Garrido estreou no palco como Judas, em Jesus Cristo Superstar, e diz que filmar com com Saura foi um passo importante em sua carreira, com quase duas décadas. "Ele me deixou à vontade para cantar. Em cima do arranjo do pianista português Rubem Alves, coloquei percussões de Ronaldo, filho de Robertinho Silva", conta ele.
A gravação durou três dias e o filme deve estrear no próximo festival de Cannes, em maio, mas Garrido não faz planos quanto a alavancar uma carreira internacional. "No meu currículo tenho dois filmes, Orfeu, com Cacá Diegues e, agora, Fados, com Saura. É muito importante ter feito estes trabalhos com o capricho dos dois diretores que considero o máximo, e o que vai resultar disso não é melhor do que a experiência de estar em seus filmes. Até porque o Cidade Negra, meu grupo, há muitos anos se apresenta em festivais na Europa, tão importantes quanto os os shows que fazemos no Brasil."

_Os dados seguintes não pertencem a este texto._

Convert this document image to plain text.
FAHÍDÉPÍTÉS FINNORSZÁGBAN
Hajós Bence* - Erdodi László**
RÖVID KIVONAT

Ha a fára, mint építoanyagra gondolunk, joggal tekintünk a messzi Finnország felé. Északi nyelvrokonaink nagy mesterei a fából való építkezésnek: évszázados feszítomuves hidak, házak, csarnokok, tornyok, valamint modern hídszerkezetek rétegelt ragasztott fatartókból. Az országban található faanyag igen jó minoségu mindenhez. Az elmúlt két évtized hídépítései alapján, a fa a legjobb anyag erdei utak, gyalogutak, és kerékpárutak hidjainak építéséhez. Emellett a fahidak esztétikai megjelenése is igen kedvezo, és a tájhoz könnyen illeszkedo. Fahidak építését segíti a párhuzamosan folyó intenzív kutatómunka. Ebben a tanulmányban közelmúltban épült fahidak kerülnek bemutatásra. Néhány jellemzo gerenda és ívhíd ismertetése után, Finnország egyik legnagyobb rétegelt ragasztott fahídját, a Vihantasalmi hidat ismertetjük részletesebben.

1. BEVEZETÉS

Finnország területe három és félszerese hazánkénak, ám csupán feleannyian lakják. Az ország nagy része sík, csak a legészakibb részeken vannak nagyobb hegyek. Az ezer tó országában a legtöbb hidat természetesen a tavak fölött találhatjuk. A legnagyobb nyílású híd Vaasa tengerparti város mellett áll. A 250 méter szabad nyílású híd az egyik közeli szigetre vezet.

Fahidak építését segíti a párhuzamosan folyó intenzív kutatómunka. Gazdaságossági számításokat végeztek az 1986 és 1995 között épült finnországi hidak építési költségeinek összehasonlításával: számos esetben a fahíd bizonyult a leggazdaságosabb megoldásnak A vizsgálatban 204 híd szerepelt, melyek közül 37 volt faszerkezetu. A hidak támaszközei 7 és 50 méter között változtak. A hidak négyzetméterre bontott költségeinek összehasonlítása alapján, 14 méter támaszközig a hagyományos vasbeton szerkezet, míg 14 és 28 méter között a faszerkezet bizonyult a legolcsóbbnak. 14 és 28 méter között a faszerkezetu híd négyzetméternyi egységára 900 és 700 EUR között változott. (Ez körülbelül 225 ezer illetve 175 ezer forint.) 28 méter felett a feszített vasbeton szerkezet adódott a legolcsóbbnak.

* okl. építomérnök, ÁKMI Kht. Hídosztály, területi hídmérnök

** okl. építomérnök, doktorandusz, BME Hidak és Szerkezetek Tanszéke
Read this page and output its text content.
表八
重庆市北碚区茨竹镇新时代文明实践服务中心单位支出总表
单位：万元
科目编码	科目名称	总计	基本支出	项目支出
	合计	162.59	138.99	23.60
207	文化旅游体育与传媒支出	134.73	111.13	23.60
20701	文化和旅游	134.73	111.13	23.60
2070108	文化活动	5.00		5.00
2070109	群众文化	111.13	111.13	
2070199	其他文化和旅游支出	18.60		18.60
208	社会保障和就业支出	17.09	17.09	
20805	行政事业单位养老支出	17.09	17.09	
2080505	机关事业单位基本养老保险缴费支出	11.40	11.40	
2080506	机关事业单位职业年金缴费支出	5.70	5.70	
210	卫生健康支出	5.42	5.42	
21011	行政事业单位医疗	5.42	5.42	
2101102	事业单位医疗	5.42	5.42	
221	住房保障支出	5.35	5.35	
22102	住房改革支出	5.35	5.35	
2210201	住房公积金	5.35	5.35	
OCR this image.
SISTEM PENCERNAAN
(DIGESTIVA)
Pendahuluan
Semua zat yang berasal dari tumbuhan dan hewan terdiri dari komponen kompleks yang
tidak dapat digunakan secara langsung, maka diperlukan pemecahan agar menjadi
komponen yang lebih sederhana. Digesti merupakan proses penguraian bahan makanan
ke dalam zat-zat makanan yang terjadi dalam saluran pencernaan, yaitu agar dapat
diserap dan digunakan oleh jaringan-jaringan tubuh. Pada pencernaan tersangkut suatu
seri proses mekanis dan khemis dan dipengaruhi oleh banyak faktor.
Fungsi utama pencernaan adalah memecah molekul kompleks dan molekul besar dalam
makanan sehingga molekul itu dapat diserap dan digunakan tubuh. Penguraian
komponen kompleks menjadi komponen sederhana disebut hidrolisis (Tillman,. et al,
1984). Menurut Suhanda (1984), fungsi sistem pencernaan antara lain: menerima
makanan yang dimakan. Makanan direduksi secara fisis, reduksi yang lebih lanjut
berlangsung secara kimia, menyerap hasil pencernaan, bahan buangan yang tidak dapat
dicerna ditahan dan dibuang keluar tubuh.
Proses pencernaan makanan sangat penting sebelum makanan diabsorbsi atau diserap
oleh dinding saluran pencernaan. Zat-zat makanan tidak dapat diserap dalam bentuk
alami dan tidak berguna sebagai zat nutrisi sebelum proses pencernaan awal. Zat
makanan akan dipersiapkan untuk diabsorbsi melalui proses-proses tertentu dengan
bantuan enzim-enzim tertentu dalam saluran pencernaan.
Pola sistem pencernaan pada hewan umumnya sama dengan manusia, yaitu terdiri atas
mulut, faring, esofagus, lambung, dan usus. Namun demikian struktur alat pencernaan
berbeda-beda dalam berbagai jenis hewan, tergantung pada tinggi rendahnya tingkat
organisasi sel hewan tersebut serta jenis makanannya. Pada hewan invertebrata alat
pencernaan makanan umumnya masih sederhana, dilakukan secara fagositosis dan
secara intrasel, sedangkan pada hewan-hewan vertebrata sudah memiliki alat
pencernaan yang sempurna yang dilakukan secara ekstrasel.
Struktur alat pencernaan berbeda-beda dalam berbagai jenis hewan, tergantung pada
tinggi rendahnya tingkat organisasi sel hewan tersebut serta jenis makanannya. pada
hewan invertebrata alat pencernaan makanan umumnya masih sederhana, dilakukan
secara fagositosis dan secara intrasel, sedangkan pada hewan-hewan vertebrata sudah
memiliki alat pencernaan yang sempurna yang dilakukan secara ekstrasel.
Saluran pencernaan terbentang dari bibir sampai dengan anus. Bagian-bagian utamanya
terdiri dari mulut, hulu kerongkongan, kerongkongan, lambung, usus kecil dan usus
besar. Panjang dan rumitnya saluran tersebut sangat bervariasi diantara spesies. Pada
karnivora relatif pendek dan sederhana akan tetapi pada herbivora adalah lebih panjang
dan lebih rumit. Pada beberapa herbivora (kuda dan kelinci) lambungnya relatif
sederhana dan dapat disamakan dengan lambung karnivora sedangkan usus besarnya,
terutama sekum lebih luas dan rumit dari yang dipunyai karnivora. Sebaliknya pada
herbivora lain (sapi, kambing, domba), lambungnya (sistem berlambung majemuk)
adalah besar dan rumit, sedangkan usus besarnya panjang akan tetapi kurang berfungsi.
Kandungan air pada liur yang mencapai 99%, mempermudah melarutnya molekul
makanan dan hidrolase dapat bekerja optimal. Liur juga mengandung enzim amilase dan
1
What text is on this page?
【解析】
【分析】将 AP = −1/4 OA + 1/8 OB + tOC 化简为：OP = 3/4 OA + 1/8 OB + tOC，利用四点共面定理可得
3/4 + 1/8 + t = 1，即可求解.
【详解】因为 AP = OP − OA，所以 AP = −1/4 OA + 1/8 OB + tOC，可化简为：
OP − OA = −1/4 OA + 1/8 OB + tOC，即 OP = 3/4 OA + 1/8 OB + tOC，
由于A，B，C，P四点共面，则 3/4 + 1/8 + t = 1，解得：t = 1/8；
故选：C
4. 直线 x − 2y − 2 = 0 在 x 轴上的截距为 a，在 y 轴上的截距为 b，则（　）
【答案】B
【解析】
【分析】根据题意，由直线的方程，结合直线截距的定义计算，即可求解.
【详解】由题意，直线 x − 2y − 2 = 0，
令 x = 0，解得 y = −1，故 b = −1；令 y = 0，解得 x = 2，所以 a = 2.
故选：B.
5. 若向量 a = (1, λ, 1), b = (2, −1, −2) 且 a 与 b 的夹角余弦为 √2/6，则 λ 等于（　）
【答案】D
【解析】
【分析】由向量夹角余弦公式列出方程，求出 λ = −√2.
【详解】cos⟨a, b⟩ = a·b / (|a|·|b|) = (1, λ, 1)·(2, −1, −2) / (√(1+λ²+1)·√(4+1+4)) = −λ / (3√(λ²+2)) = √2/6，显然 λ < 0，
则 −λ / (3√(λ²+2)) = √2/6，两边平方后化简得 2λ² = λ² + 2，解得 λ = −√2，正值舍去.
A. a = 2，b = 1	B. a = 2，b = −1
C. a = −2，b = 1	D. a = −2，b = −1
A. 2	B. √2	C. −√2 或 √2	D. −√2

A idéia de Fados é do produtor Ivan Dias, que obteve 13 milhões para o que ele considera o complemento de uma trilogia sobre gêneros musicais surgidos no século 19 e que perduram até hoje, o tango, o flamenco e o fado. "É um grande orçamento para Portugal e médio para a Espanha", adianta Dias. "Mas só levei dois minutos para convencer Saura a fazer este filme porque ele conhece música a fundo, é filho de uma concertista e professora de piano, e ouve fado desde criança."
Saura faz coro e avisa que a música é fundamental em seus mais de 40 filmes, sendo o assunto principal em uma dezena deles, tendência acentuada nas últimas décadas, quando rodou Ibéria, Tango, Flamenco e Sevillanas. Ele não fala muito sobre o filme atual, só conta que o título está no plural porque há vários tipos de fado e por que escolheu os brasileiros: Chico Buarque devido ao Fado Tropical , "um resgate do gênero em Portugal", a primeira música que associou fado aos tempos de liberdade inaugurados com a Revolução dos Cravos, em 1975. Caetano Veloso entra filme devido ao sucesso que faz em Portugal e na Espanha e Garrido porque é o melhor exemplo da mistura Portugal e África.
O diretor não desconhece que o Brasil tem o choro, gênero tão antigo quanto o tango e o flamenco, que também está em pleno vigor. Ele se apressa a explicar que o choro não entra nessa série porque, no início do ano que vem, pretende rodar um filme no Brasil, ambientado no meio musical. "Estive aí em 2005 para um festival de cinema e para negociar este filme, mas não posso adiantar com quem farei nem a história porque ainda estamos trabalhando nisso", desculpou-se. Ele, no entanto, adianta que não será uma história musicada, como El Amor Brujo, nem um documentário recheado de números musicais como Fados, talvez uma mistura de história real com uma tênue ficção, como Tango. "Mas pode dizer que meu próximo filme será brasileiro. Como gosto imensamente de música, seu País me encantou."